How could the actions be scaled up at the neighborhood or city level? / Comment serait-il possible d'augmenter la portée des actions à l'échelle des quartiers ou de la ville?

Our project pilot has been written to be launched with all 14 Cupertino schools and their families, with cooperation and participation from as many local businesses as possible. We'd like to start smaller with this audience to test if the app and gamification strategies we employ will actually work to incentivize behavior change and change school travel behaviors. In this sense, it is already written to be scaled at a neighborhood level, as our schools are neighborhood-based schools. We are targeting 14 different neighborhoods with our project.

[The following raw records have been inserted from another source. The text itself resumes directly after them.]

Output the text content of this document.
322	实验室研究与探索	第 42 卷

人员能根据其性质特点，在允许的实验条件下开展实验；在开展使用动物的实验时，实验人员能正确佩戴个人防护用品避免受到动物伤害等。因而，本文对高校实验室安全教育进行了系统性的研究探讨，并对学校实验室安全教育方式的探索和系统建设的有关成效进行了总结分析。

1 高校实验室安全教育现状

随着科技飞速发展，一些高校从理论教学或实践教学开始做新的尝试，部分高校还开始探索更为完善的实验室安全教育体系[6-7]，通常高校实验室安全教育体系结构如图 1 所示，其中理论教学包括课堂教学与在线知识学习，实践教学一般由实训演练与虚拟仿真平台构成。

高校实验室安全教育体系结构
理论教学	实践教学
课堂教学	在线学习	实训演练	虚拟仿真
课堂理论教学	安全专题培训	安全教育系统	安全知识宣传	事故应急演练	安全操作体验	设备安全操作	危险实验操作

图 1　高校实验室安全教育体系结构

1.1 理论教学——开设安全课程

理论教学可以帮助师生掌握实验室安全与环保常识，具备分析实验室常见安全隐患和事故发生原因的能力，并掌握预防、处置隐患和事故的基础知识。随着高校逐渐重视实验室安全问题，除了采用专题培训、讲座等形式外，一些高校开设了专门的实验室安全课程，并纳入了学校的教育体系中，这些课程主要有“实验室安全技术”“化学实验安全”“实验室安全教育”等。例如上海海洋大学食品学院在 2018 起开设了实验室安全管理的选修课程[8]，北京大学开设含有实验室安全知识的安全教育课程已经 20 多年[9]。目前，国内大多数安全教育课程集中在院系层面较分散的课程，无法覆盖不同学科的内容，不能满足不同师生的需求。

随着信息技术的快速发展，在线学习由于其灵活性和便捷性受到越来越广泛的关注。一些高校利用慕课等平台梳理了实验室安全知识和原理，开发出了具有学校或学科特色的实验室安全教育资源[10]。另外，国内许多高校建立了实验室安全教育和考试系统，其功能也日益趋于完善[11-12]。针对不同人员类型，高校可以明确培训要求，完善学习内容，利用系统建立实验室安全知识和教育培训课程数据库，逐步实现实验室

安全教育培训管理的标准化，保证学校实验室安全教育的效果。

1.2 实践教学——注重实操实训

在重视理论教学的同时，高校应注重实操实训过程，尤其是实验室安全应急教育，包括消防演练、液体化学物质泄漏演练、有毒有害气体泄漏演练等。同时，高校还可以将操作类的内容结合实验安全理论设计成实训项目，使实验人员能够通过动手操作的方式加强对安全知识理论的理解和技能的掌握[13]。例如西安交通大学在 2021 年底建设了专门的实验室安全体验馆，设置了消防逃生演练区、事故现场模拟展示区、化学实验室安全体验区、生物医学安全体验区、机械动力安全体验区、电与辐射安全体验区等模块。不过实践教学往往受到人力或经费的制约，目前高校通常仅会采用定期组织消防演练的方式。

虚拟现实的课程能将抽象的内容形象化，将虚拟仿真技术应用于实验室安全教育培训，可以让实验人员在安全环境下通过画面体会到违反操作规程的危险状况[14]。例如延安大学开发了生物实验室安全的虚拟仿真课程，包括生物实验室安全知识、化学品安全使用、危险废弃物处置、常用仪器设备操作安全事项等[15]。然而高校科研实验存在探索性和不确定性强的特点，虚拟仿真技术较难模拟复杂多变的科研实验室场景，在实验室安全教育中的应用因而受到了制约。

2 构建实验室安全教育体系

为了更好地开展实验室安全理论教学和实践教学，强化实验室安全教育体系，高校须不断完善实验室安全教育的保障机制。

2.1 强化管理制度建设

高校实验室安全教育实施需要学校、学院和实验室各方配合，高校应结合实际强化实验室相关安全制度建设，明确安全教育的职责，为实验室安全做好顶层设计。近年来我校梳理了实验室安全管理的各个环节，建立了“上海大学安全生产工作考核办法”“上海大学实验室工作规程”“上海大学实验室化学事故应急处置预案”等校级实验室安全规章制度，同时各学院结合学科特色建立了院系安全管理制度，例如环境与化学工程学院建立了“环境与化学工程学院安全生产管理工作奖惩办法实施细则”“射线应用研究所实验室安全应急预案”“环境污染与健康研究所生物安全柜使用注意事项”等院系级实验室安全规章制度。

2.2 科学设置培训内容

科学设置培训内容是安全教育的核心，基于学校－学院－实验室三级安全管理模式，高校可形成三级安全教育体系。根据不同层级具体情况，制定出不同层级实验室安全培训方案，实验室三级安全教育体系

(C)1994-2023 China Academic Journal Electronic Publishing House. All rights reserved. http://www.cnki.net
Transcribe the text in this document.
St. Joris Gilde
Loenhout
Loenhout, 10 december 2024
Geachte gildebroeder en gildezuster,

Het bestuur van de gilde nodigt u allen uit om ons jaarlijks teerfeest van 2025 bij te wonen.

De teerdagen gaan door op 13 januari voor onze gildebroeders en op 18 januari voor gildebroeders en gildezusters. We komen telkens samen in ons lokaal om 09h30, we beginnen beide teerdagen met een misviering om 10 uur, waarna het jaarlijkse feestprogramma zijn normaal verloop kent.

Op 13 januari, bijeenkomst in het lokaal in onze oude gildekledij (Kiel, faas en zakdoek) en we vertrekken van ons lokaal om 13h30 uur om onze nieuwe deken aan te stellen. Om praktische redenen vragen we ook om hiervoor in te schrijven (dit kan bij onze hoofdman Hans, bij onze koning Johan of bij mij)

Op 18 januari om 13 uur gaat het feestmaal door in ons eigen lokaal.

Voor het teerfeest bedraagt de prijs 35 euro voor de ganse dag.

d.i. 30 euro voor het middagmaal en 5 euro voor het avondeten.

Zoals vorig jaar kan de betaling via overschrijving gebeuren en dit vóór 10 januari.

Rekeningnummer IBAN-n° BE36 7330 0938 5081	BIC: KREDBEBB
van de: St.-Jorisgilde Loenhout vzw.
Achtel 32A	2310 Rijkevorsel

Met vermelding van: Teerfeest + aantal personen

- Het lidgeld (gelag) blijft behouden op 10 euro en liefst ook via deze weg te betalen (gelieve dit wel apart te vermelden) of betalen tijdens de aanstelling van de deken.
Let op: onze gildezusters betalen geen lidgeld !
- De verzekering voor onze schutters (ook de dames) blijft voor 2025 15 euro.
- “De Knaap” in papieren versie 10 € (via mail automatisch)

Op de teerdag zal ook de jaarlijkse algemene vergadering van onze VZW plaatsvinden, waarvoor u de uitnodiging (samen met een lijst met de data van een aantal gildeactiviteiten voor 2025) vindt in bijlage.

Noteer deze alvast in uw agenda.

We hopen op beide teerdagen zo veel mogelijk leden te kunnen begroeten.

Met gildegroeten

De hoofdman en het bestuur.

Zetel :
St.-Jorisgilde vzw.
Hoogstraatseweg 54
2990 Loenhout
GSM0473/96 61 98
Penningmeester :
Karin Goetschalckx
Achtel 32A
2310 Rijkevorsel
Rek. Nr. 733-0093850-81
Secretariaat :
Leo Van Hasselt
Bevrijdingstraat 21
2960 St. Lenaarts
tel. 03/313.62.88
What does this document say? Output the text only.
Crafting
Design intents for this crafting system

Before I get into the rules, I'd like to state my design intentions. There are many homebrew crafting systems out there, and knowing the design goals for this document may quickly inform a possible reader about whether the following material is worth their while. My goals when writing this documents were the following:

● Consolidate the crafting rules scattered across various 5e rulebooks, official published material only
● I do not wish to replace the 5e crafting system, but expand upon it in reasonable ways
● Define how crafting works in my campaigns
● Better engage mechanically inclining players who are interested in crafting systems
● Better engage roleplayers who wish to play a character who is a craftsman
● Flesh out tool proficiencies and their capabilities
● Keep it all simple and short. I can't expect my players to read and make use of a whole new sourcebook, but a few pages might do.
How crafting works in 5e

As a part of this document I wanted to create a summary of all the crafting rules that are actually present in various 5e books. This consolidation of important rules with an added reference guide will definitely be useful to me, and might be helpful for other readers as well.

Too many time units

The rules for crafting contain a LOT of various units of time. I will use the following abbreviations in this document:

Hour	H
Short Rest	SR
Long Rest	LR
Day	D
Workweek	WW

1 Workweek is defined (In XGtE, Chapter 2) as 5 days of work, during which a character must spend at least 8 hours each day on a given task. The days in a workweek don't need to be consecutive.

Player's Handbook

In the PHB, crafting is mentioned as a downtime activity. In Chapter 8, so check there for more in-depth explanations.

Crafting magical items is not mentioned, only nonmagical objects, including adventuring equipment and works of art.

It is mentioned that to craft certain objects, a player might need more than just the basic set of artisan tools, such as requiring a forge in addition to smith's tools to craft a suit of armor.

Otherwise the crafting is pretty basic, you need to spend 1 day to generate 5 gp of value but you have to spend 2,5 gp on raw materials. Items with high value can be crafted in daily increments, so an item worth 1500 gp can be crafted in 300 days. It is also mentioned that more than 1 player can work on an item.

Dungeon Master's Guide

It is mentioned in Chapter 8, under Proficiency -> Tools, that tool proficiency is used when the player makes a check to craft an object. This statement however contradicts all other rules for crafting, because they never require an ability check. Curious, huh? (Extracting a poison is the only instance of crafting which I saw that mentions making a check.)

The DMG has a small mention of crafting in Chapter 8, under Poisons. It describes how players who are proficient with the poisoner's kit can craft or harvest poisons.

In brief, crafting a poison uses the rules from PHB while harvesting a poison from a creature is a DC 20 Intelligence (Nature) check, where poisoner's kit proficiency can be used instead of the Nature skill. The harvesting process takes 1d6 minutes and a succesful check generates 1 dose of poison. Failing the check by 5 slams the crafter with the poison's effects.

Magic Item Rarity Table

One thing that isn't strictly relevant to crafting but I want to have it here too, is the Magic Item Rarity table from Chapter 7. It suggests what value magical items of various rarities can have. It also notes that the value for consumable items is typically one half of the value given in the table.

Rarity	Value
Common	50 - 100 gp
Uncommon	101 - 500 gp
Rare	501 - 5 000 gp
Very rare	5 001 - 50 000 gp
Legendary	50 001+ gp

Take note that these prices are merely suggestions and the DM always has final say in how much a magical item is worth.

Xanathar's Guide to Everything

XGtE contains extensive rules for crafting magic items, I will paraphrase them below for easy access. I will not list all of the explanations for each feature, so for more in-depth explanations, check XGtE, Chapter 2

This program could eventually be scaled up to include more residents in Cupertino by opening up the app to more users and onboarding more local businesses to participate. We would do this primarily by working through our different user-groups to help us market and spread the word to their respective networks. We would incentivize these folks to help us spread the word by rewarding them with points and currency in the app, further strengthening our own program.

The more residents that participate in the program and demand acceptance of local currency at local businesses, the more local businesses will join. As more businesses join, more currency circulates in the system and more places and opportunities to spend the currency arise, thus making it more appealing for residents to earn currency through their own sustainable behavior changes. The program continues to grow and circulate locally!


What impact will these actions have on reducing greenhouse gas emissions and adapting to climate change? / Quels impacts auront ces actions sur la réduction des émissions de gaz à effet de serre et l'adaptation aux changements climatiques?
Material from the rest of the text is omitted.